The concepts of the circular economy were applied to develop a two-region partial equilibrium model of an automotive manufacturing plant based on the ETSAP MARKAL-EFOM (TIMES) generator, aimed at identifying more efficient and sustainable configurations of the production system through a scenario analysis, taking into account energy recovery and recycling of plastic waste material from production processes as well as reducing CO2 pollutant emissions.

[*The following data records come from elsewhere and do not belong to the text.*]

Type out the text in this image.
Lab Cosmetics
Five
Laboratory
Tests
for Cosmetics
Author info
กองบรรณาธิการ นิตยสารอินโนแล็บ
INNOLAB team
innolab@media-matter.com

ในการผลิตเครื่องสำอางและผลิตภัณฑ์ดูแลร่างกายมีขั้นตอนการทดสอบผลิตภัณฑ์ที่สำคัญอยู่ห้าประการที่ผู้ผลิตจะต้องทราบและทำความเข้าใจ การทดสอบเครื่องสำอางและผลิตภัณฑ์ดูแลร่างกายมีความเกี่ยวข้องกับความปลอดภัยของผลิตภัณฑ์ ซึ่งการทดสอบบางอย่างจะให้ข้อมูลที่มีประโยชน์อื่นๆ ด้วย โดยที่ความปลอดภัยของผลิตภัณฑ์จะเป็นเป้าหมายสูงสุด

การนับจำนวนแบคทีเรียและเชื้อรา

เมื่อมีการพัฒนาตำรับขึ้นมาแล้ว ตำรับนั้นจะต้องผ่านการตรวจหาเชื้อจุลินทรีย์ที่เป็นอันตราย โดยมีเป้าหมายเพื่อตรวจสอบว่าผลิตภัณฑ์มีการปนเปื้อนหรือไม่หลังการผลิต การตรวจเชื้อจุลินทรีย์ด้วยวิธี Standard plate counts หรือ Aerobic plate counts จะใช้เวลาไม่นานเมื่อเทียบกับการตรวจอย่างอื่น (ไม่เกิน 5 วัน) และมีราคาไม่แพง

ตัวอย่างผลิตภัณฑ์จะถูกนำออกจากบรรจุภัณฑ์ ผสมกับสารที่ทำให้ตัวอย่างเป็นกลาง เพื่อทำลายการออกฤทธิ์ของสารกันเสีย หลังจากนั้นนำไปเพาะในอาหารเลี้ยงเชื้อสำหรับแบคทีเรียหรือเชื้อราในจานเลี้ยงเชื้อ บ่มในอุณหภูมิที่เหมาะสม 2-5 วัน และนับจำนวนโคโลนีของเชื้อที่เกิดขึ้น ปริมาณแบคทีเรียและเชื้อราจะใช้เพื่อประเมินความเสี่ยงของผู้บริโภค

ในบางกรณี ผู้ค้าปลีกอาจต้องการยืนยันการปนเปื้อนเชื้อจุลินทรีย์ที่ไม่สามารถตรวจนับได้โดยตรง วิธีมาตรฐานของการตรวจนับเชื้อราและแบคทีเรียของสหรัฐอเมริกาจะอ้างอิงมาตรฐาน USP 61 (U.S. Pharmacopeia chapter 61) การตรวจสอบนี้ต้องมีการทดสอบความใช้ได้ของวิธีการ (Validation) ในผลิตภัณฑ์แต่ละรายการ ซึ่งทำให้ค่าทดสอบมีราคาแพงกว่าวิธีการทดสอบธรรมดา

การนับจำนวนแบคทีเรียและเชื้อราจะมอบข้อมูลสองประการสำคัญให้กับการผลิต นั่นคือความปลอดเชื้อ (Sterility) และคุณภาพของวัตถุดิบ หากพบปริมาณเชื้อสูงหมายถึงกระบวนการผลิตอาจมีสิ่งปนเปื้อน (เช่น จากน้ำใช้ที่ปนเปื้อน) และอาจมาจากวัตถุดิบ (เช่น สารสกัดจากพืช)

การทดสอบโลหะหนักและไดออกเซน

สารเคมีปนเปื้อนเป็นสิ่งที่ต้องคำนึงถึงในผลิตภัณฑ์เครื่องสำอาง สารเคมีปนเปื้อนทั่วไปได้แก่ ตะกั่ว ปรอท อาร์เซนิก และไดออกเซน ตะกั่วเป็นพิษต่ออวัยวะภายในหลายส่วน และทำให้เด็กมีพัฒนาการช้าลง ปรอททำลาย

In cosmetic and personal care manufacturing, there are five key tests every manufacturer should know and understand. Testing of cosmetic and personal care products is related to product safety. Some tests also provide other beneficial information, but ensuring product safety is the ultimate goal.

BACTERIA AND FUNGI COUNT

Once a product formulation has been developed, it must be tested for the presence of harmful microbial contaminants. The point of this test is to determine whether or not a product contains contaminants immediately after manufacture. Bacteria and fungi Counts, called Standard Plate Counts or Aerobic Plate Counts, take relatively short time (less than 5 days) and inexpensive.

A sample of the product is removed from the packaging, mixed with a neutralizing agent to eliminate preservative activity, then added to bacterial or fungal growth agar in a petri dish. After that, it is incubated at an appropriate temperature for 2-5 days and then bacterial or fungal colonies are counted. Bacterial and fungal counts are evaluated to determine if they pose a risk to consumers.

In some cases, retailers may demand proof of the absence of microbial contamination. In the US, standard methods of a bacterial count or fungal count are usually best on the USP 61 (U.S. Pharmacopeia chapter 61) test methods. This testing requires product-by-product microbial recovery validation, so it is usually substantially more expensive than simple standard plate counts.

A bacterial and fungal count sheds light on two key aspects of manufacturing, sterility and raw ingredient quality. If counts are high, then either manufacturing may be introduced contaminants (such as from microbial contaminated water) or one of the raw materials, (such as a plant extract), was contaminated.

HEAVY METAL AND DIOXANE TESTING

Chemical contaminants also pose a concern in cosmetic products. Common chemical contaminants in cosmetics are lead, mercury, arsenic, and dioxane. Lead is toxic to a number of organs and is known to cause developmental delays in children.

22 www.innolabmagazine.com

The multi-region approach allowed modelling two industrial units, the Assembly Unit and the Plastic Unit, as two different modelling “regions” with independent production of electricity, heat and cooling. Such “regions” are connected through unidirectional “trades” processes, i.e. the components produced in the Plastic Unit and he polypropylene waste, which represent a secondary input material. The model was calibrated based on real consumption data for the years 2015, 2016 and 2017 and optimized over a time horizon of ten years. Five medium-term evolutionary scenarios addressed energy and materials recovery and evaluated the feasibility of innovative technological solutions: photovoltaic, energy recovery from the molding process of polypropylene components, production of syngas from waste materials, recovery of polypropylene waste, use of pigmented polypropylene for bumper molding.